Why I am not getting "success" with this program?

I have written the following program with the hope of getting success. But I could never get it.
my $fileName = 'myfile.txt';
print $fileName,"\n";
if (open MYFILE, "<", $fileName) {
my $Data;
{
local $/ = undef;
$Data = <MYFILE>;
}
my #values = split('\n', $Data);
chomp(#values);
if($values[2] eq '9999999999') {
print "Success"."\n";
}
}
The content of myfile.txt is
160002
something
9999999999
700021
Try splitting by \s*[\r\n]+
my $fileName = 'myfile.txt';
print $fileName,"\n";
if (open MYFILE, "<", $fileName) {
my $Data;
{
local $/ = undef;
$Data = <MYFILE>;
}
my #values = split(/\s*[\r\n]+/, $Data);
if($values[2] eq '9999999999') {
print "Success";
}
}
If myfile.txt contain carriage return (CR, \r), it will not work as expected.
Another possible cause is trailing spaces before linefeed (LF, \n).

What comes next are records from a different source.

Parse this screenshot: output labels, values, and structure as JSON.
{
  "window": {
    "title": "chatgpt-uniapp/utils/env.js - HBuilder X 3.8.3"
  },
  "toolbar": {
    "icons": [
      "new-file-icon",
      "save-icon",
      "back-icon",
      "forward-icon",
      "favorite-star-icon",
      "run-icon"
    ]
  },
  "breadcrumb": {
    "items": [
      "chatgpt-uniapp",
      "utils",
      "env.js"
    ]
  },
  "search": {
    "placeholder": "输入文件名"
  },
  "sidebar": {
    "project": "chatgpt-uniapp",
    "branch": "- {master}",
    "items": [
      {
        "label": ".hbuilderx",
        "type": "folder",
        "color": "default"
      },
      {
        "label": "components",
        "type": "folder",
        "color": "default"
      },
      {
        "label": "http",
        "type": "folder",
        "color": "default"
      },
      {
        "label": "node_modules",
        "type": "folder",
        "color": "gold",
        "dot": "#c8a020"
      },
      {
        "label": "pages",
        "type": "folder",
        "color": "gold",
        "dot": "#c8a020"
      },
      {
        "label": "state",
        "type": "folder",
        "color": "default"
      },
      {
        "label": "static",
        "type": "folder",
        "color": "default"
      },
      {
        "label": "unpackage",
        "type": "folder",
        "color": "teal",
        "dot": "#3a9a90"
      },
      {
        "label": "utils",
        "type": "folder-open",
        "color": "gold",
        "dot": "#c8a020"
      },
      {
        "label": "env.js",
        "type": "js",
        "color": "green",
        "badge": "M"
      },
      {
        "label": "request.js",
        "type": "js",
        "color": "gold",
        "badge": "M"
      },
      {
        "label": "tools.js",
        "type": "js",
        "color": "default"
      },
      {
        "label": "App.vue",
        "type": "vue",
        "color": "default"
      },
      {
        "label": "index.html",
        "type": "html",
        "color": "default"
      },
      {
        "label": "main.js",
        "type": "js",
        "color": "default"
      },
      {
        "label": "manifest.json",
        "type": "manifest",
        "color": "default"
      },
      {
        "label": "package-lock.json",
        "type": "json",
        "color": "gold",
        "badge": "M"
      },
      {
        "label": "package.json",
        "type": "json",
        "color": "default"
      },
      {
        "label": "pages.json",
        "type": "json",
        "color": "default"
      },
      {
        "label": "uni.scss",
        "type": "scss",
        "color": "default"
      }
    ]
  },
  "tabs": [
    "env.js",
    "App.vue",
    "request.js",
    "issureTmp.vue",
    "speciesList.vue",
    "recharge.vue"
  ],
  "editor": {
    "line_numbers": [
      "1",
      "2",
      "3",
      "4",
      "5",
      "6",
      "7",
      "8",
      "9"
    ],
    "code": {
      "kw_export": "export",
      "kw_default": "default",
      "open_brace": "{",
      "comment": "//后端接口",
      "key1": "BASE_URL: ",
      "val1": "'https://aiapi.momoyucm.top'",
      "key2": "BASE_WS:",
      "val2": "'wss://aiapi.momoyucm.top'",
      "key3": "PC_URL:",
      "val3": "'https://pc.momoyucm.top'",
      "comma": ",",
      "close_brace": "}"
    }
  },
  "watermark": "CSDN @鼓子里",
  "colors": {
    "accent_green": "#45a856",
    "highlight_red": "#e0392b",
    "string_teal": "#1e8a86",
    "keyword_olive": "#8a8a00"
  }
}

You don't need to read an entire file into an array to check one line. Open the file, skip the lines you don't care about, then play with the line you do care about. When you've done what you need to do, stop reading the file. This way, only one line is ever in memory:
my $fileName = 'myfile.txt';
open MYFILE, "<", $fileName or die "$filename: $!";
while( <MYFILE> ) {
next if $. < 3; # $. is the line number
last if $. > 3;
chomp;
print "Success\n" if $_ eq '9999999999';
}
close MYFILE;
my $fileName = 'myfile.txt';
open MYFILE, "<", $fileName || die "$fileName: $!";
while( $rec = <MYFILE> ) {
for ($rec) { chomp; s/\r//; s/^\s+//; s/\s+$//; } #Remove line-feed and space characters
$cnt++;
if ( $rec =~ /^9+$/ ) { print "Success\n"; last; } #if record matches "9"s only
#print "Success" and live the loop
}
close MYFILE;
#Or you can write: if ($cnt==3 and $rec =~ /^9{10}$/) { print "Success\n"; last; }
#If record 3 matches ten "9"s print "Success" and live the loop.